Same thing with the Christian groups that march against gay rights and abortion.
“And in that sense, Shariah is political, and as full shariah law makes no allowances for democracy (and wherein the legal rights of women are worth only half those of men) can be viewed as a threat to democratic societies.”
Two things here. First of all, the same thing with the various Christian groups in the US that march and are pretty well known for having their men in government. Will we see Shoebat write against them? No. Because they are the ones paying him.
Secondly, the legal rights of women in Islamic Hsaria are not half those of men.
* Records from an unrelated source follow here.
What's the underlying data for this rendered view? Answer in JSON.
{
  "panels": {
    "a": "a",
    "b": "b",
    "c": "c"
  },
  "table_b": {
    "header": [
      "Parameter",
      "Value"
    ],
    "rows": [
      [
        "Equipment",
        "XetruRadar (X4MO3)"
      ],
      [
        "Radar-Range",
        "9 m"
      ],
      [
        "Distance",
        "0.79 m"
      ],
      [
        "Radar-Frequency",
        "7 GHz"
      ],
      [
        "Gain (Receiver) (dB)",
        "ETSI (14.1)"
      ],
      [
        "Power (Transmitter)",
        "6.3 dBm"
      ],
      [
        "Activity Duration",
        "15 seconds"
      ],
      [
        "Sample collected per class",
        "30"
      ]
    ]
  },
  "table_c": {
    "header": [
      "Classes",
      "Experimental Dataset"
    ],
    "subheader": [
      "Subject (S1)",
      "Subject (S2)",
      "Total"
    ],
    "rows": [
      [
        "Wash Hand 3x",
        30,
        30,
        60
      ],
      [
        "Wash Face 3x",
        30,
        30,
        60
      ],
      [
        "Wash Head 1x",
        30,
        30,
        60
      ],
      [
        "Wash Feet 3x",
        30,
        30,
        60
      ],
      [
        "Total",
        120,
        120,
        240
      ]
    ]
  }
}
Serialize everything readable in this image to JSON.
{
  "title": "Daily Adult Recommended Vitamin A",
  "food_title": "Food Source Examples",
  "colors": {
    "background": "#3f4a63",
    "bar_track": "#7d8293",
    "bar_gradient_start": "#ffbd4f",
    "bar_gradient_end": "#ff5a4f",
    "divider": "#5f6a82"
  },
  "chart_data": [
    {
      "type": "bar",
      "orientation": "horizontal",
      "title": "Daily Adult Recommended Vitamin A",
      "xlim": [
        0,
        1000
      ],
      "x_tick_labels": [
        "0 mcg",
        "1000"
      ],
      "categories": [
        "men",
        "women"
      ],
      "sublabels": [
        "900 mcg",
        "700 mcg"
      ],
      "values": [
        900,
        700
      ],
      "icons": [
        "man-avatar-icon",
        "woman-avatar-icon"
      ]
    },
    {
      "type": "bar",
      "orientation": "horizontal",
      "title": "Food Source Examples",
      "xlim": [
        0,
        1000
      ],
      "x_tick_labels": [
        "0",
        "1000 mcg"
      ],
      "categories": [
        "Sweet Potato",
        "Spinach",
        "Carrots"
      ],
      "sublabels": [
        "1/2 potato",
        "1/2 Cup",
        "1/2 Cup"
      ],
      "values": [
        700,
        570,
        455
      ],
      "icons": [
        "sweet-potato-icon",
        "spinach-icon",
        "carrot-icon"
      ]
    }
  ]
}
That is another Islamophobic excuse used by people like Shoebat and Spencer so they can cotninue on their bigoted crusade.
“The problem with Islam in America is that outside funding goes to “political” Muslim groups and mosques, and the funders are generally Saudi-based Wahhabists who have absolutely no respect for democracy. As with the case of the Muslim Council of Britain (co-founded by Kemal el-Helbawy) – these political groups have a specific international agenda of their own.”
I suggest you read the recent reports on the funding that the various Islamophobic groups and organizations receive.
That “report”- which appears to be an article by Bob Smietana in the Tennessean, then passed around by Huffington Post, the Salon and other sites with no criticism, is a mishmash of a few poorly interpreted IRS returns, larded up with political bias and a dollop of magical thinking.
That article has been subsequently picked up by (Saudi-funded) CAIR and mispresented as “fact” on Iran’s propaganda station PressTV.
A discussion of the Tennessean’s claims can be found here:
http://www.familysecuritymatters.org/publications/id.7752/pub_detail.asp
Unless you have a direct link to another specific, report, of course. Which I would be grateful to receive.
I stand corrected on Shoebat –
I forgot that he is actually mentioned in the report (page 20) where he is briefly mentioned as a a “brave man”, cited as someone whose words should have weight.
Until the issue of the bomb that Shoebat claims he threw onto the roof of Bank Leumi can be proven, there should be some doubt about his trustworthiness.
I have recently avoided giving publicity to his views until those issues are resolved. Unfortunately, one of his main critics is also a rather contentious individual (no names – sorry) which does not help to bring clarity to the issue of whether Shoebat is really a former terrorist or just a poseur.